I think that many if not all people deal with this sort of thing, but its largely subconscious, in part because they don't have ideas they can use to explain to themselves what they are doing. Often when I'm talking to someone about shared thought experiences, and I run into some kind of wall of incomprehension, it seems like its because they're trying to partition identity into a me/not-me or higher/lower-self dichotomy that doesn't fit what I'm trying to describe. If there is a strict me/not-me split, then I don't see how you can shared dream. Hence my math analogies - we have a lot of clear, well understood ideas in math that don't involve that kind of delineation. This reminds me of one of my first dream premonitions, which I think I've mentioned previously, of a missile strike on a bus on a bridge in what was then Yugoslavia. I'd just learned about antipodal points in a model for elliptic geometry. These are points on the opposite side of a sphere which are in a mathematical sense the same point. I dreamed of being antipodal points, and saw what was happening at the other point.

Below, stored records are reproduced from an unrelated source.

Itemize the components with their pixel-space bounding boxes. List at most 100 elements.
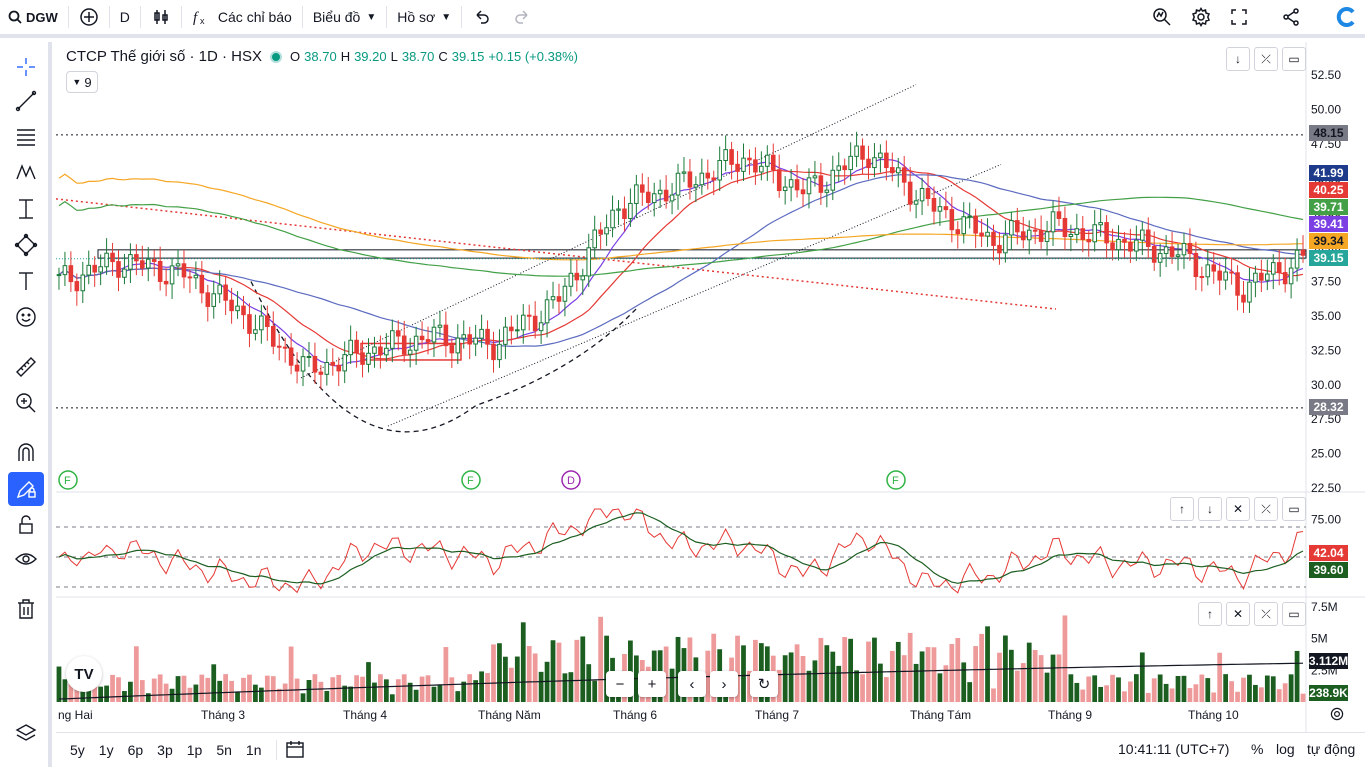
trend-line-tool[interactable] — [8, 84, 44, 118]
fib-tool[interactable] — [8, 120, 44, 154]
volume-bar — [794, 644, 800, 702]
brand-logo — [1330, 0, 1364, 34]
share-button[interactable] — [1274, 0, 1308, 34]
arrow-down-icon: ↓ — [1207, 502, 1213, 516]
rsi-collapse-button[interactable]: ⤫ — [1254, 497, 1278, 521]
log-toggle[interactable]: log — [1276, 741, 1295, 757]
rsi-maximize-button[interactable]: ▭ — [1282, 497, 1306, 521]
volume-bar — [104, 685, 109, 702]
compare-button[interactable] — [69, 0, 109, 34]
shapes-tool[interactable] — [8, 228, 44, 262]
volume-bar — [520, 622, 526, 702]
range-1y[interactable]: 1y — [98, 742, 114, 758]
volume-bar — [116, 677, 121, 702]
candle-body — [259, 315, 264, 331]
volume-bar — [151, 678, 157, 702]
profile-menu-button[interactable]: Hồ sơ ▼ — [387, 0, 461, 34]
volume-bar — [1282, 683, 1288, 702]
bar-style-button[interactable] — [141, 0, 181, 34]
vol-maximize-button[interactable]: ▭ — [1282, 602, 1306, 626]
event-marker-letter: F — [892, 475, 899, 487]
hide-drawings-button[interactable] — [8, 542, 44, 576]
candle-body — [1032, 229, 1038, 232]
lock-drawing-mode-button[interactable] — [8, 472, 44, 506]
volume-bar — [901, 655, 907, 702]
chart-menu-button[interactable]: Biểu đồ ▼ — [303, 0, 386, 34]
clock[interactable]: 10:41:11 (UTC+7) — [1118, 741, 1230, 757]
rsi-move-down-button[interactable]: ↓ — [1198, 497, 1222, 521]
delete-drawings-button[interactable] — [8, 592, 44, 626]
candle-body — [824, 189, 830, 193]
candle-body — [604, 227, 609, 235]
settings-button[interactable] — [1184, 0, 1218, 34]
plus-icon: + — [647, 675, 657, 693]
candle-body — [104, 252, 109, 268]
measure-tool[interactable] — [8, 192, 44, 226]
vol-close-button[interactable]: ✕ — [1226, 602, 1250, 626]
candle-body — [788, 179, 794, 188]
interval-button[interactable]: D — [110, 0, 140, 34]
range-1d[interactable]: 1n — [245, 742, 262, 758]
indicators-toggle[interactable]: ▼ 9 — [66, 71, 98, 93]
candle-body — [515, 329, 520, 332]
event-marker — [58, 470, 78, 490]
vol-move-up-button[interactable]: ↑ — [1198, 602, 1222, 626]
rsi-close-button[interactable]: ✕ — [1226, 497, 1250, 521]
text-tool[interactable] — [8, 264, 44, 298]
emoji-tool[interactable] — [8, 300, 44, 334]
volume-bar — [1133, 674, 1139, 702]
redo-button[interactable] — [502, 0, 542, 34]
candle-body — [669, 194, 675, 202]
range-5d[interactable]: 5n — [216, 742, 232, 758]
ruler-icon — [16, 357, 36, 377]
scroll-left-button[interactable]: ‹ — [678, 671, 706, 697]
undo-icon — [476, 10, 489, 24]
lock-all-button[interactable] — [8, 508, 44, 542]
quick-search-button[interactable] — [1145, 0, 1179, 34]
symbol-search[interactable]: DGW — [0, 0, 68, 34]
zoom-in-button[interactable]: + — [638, 671, 666, 697]
visibility-dot-icon[interactable] — [270, 50, 283, 63]
date-range-button[interactable] — [285, 739, 305, 762]
scroll-right-button[interactable]: › — [710, 671, 738, 697]
volume-bar — [925, 647, 931, 702]
vol-collapse-button[interactable]: ⤫ — [1254, 602, 1278, 626]
volume-bar — [247, 674, 252, 702]
range-5y[interactable]: 5y — [70, 742, 85, 758]
tv-logo-icon: TV — [74, 665, 94, 683]
chart-canvas[interactable]: 52.5050.0047.5045.0042.5040.0037.5035.00… — [56, 42, 1365, 732]
rsi-line — [58, 508, 1304, 594]
candle-body — [895, 167, 901, 174]
auto-toggle[interactable]: tự động — [1307, 741, 1356, 757]
reset-chart-button[interactable]: ↻ — [750, 671, 778, 697]
volume-bar — [598, 616, 604, 702]
percent-toggle[interactable]: % — [1251, 741, 1264, 757]
chart-area[interactable]: 52.5050.0047.5045.0042.5040.0037.5035.00… — [56, 42, 1365, 732]
volume-bar — [1074, 682, 1080, 702]
price-axis-label: 35.00 — [1311, 309, 1341, 323]
rsi-move-up-button[interactable]: ↑ — [1170, 497, 1194, 521]
zoom-out-button[interactable]: − — [606, 671, 634, 697]
ruler-tool[interactable] — [8, 350, 44, 384]
object-tree-button[interactable] — [8, 717, 44, 751]
volume-bar — [288, 646, 294, 702]
candle-body — [645, 191, 651, 203]
candle-body — [854, 145, 859, 157]
candle-body — [663, 189, 669, 202]
range-6m[interactable]: 6p — [127, 742, 144, 758]
crosshair-tool[interactable] — [8, 50, 44, 84]
tradingview-logo[interactable]: TV — [66, 656, 102, 692]
range-1m[interactable]: 1p — [186, 742, 203, 758]
zoom-in-tool[interactable] — [8, 386, 44, 420]
fullscreen-button[interactable] — [1222, 0, 1256, 34]
candle-body — [1116, 238, 1121, 251]
pane-collapse-button[interactable]: ⤫ — [1254, 47, 1278, 71]
volume-bar — [253, 684, 258, 702]
pattern-tool[interactable] — [8, 156, 44, 190]
range-3m[interactable]: 3p — [157, 742, 173, 758]
pane-maximize-button[interactable]: ▭ — [1282, 47, 1306, 71]
magnet-tool[interactable] — [8, 436, 44, 470]
undo-button[interactable] — [462, 0, 502, 34]
pane-move-down-button[interactable]: ↓ — [1226, 47, 1250, 71]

I don't think the math analogy very well captures whatever I was actually doing, which is why I can't give a theory for how any of this works. But the idea of two places being as one place was sufficient to allow something to happen, apparently.

I'm describing this with joy and enthusiasm because I love math and these kinds of ideas, but inside I am also terrorized and crying, because I feel the people on the bus. The capacity to feel is critical to all of this. So developing that is critical also. I did this by thinking about psychological subjects, and just by being open to myself and allowing myself to feel what I feel. That's worth doing for its own sake I think, and is probably more important to shared dream experience than all this math stuff.

'Spiritual teachers' piss me off, in much the same way that obvious-patent wielding corporate monopolies piss me off. I share all this is because I don't want anything that I may understand to be 'mine'. None of this sort of thing belongs to anyone. That openness is a significant part of what brought what I value in my life. In tension with this, I would not want for other people to learn anything about thought sharing from me, or anyone else, and then use that to abusively manipulate other people. And God knows there are a lot of people who would eagerly do just that. Unfortunately, it can't be stopped entirely. Fortunately, there is a blessing and a curse attached. The curse is that if you twist any of this around in a bad way, that twisting changes you and makes you pay. The blessing is that this cripples you in a way that prevents further harm to yourself and others, and the attendant suffering is just what you need to learn not to do that any more. Partially I'm making a threat here, or am pretentious enough to presume to relay one. Partially I want to point out that honest motive is really important for developing any of this. An earnest and dishonest person can get far in some ways, but in other ways becomes painfully stuck. A less talented but honest person can do a lot if they stay with it. Don't drop the ball, if you get an insight, think about it, and it will form the seed to the next one. To me the most important thing is to face yourself, like what Sageous calls self-awareness, and to sincerely try to treat other people the right way. (Not like I was yesterday!) Then you become safe for shared dreaming. Other people feel that safety, the spirit that is both of you feels that safety, and it starts happening.

I hope some of that helps or makes some sense to someone in some way.